Tinha de saber tudo isto e sabia: se não, porque deu uma mini-formação NBQ aos soldados que enviou para o Kosovo? Porque levaram instrumentos de mediação de radiações? Porque se entendeu que não deveriam tomar alimentos e bebidas locais?

Aliás, se não soubesse, para que servia o Governo? Que espécie de Governo tínhamos, cego, surdo e mudo?

O problema é que o Governo, como os outros Governos da NATO, consideraram que a relação custos/benefícios era favorável ao uso destas armas - na lógica da guerra aérea e da aplicação da teoria "zero baixas" que presidiu à guerra contra a Jugoslávia. "Zero baixas" na guerra compensa algumas baixas no post guerra, em termos mediáticos. "Zero baixas" garante que a guerra era levada até ao fim.

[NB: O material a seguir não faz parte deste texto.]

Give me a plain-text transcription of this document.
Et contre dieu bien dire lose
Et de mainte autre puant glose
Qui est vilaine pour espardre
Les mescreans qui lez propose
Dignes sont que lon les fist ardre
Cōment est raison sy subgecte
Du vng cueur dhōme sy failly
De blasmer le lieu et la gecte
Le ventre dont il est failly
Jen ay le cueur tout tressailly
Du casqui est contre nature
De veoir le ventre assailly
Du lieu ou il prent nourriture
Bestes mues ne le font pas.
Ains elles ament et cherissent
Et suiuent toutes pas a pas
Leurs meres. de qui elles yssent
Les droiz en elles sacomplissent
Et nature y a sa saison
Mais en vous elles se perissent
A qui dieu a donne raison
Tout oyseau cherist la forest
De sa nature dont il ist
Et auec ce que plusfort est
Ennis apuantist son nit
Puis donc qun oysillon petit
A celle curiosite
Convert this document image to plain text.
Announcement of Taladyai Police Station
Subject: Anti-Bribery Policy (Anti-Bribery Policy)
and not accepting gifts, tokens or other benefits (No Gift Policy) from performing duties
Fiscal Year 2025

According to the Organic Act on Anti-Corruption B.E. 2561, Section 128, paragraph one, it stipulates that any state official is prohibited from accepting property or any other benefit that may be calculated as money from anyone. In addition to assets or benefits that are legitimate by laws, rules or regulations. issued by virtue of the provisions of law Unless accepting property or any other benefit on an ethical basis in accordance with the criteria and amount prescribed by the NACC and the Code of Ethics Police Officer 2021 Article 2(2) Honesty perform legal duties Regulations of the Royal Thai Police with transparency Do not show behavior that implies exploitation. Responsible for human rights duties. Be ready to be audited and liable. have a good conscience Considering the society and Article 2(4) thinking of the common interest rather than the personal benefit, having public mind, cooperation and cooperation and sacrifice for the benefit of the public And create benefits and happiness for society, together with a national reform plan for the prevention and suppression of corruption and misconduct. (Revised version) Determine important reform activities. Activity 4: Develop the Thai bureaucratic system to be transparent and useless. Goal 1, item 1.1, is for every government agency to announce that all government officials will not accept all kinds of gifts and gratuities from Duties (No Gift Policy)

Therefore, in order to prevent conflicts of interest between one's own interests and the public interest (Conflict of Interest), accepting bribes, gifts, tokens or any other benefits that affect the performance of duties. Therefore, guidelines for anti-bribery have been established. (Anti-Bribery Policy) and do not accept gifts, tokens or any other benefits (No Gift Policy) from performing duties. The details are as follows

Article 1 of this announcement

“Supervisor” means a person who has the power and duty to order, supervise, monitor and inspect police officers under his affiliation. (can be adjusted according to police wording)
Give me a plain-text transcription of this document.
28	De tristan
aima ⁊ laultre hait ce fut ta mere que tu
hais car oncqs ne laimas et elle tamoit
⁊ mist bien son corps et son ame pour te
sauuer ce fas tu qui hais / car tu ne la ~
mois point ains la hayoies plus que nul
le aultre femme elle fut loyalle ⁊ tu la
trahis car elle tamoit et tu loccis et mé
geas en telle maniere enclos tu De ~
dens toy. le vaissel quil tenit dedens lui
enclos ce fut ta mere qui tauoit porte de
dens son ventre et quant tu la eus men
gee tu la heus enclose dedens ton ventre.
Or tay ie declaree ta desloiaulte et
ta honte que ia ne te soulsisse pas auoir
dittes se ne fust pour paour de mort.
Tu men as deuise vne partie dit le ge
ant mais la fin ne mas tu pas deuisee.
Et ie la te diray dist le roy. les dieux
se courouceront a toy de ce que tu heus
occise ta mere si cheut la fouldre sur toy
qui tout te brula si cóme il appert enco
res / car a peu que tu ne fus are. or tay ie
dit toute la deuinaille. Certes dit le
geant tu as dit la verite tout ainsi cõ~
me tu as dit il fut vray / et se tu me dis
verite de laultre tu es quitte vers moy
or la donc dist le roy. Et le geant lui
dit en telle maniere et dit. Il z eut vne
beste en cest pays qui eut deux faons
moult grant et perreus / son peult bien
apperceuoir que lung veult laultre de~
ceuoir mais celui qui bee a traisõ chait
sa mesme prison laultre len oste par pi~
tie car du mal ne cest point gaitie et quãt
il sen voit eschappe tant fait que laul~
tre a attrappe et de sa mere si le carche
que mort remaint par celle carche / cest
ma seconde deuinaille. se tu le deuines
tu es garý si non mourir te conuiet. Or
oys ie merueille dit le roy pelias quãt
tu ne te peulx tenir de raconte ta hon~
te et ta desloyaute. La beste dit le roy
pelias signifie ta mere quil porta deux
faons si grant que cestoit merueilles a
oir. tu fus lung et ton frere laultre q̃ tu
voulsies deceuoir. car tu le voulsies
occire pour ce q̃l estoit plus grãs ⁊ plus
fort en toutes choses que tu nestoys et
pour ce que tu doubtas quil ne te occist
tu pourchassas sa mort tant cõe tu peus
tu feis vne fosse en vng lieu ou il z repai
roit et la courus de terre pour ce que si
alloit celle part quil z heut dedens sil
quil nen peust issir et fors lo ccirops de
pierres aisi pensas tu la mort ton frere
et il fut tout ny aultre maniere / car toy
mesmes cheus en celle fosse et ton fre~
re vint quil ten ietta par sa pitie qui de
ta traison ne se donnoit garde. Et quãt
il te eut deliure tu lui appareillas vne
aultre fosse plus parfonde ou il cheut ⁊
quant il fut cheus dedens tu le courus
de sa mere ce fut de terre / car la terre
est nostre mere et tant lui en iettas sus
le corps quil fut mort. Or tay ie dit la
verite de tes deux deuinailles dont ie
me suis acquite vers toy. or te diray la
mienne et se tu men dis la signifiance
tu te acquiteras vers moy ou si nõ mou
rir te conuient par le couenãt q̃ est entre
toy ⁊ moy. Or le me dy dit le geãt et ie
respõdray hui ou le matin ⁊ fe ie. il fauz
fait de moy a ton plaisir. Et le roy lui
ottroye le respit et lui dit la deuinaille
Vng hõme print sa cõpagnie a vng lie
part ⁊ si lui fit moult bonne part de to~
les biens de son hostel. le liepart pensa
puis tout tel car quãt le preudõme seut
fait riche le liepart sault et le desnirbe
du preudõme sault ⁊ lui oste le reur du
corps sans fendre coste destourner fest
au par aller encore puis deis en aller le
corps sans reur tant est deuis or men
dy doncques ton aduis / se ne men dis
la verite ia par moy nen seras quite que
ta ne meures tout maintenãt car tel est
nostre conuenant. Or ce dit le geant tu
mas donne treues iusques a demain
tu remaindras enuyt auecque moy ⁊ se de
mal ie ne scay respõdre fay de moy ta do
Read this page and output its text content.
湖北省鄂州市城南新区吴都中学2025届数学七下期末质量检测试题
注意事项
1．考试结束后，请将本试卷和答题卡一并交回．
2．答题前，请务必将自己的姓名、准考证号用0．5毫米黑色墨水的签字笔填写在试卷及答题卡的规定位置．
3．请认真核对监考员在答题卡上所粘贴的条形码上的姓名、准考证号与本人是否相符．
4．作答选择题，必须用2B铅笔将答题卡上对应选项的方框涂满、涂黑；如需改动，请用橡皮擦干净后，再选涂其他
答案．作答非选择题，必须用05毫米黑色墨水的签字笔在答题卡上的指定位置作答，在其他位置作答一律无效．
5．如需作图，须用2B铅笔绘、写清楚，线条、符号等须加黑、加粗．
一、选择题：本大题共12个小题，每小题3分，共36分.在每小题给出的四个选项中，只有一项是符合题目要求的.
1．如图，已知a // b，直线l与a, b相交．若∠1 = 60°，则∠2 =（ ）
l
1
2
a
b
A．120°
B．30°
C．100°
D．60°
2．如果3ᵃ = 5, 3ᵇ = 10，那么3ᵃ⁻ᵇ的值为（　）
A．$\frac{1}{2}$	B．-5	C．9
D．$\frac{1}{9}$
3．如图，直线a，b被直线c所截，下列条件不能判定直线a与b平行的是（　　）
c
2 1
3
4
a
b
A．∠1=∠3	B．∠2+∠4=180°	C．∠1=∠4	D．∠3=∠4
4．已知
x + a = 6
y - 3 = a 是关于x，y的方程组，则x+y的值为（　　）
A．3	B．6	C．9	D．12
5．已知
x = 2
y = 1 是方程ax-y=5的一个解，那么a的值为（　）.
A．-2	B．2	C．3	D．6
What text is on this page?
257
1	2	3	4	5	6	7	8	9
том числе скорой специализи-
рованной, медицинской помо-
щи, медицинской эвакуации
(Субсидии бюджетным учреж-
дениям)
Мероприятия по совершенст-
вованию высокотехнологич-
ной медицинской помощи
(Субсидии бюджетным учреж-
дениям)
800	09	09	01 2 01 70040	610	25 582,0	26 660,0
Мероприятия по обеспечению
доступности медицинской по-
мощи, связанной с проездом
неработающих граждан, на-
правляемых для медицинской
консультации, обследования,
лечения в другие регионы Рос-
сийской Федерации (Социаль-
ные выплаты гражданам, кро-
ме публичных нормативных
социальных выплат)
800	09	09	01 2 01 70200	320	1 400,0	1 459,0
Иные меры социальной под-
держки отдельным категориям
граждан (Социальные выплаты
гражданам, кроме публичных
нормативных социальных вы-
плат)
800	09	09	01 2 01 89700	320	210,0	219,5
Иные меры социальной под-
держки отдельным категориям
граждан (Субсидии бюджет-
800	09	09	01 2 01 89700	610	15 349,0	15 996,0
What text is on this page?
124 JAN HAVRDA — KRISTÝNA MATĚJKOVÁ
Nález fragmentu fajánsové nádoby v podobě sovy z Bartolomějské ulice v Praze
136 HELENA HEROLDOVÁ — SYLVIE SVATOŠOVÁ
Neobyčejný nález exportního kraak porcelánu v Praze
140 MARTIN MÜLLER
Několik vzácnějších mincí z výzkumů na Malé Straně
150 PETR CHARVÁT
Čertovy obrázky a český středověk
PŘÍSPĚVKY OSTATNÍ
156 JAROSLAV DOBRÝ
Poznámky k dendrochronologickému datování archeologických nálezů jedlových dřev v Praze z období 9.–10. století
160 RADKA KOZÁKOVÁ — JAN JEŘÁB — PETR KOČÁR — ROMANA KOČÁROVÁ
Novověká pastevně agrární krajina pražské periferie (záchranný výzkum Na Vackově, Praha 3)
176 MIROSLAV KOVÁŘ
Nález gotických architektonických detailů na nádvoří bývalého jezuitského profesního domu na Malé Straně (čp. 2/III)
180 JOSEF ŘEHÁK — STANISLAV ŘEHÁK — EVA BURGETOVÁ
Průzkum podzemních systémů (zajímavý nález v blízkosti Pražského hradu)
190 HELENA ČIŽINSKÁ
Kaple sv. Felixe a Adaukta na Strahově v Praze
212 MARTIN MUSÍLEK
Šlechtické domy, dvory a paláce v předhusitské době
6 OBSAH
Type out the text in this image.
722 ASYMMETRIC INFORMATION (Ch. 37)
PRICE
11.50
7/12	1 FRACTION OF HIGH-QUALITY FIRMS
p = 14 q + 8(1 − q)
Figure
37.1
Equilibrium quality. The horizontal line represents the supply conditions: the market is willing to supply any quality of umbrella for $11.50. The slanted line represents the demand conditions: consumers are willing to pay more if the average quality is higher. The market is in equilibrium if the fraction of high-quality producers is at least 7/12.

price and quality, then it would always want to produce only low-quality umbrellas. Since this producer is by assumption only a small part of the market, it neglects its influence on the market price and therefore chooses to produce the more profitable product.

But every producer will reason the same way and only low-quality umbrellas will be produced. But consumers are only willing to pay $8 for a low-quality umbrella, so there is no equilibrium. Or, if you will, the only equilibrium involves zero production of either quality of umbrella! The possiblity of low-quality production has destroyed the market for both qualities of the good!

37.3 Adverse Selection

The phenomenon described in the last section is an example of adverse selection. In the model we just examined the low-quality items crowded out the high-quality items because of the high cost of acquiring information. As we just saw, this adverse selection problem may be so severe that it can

É por isto - pela perigosidade da munição e pela má-fé do processo - que o Governo é particularmente responsável perante esta Assembleia da República, perante o Presidente da República, perante o País pela sonegação da informação.

Como é responsável pela oposição a uma moratória - e proibição de uso destas munições - que o Parlamento Europeu e a Assembleia Parlamentar do Conselho da Europa já reclamavam.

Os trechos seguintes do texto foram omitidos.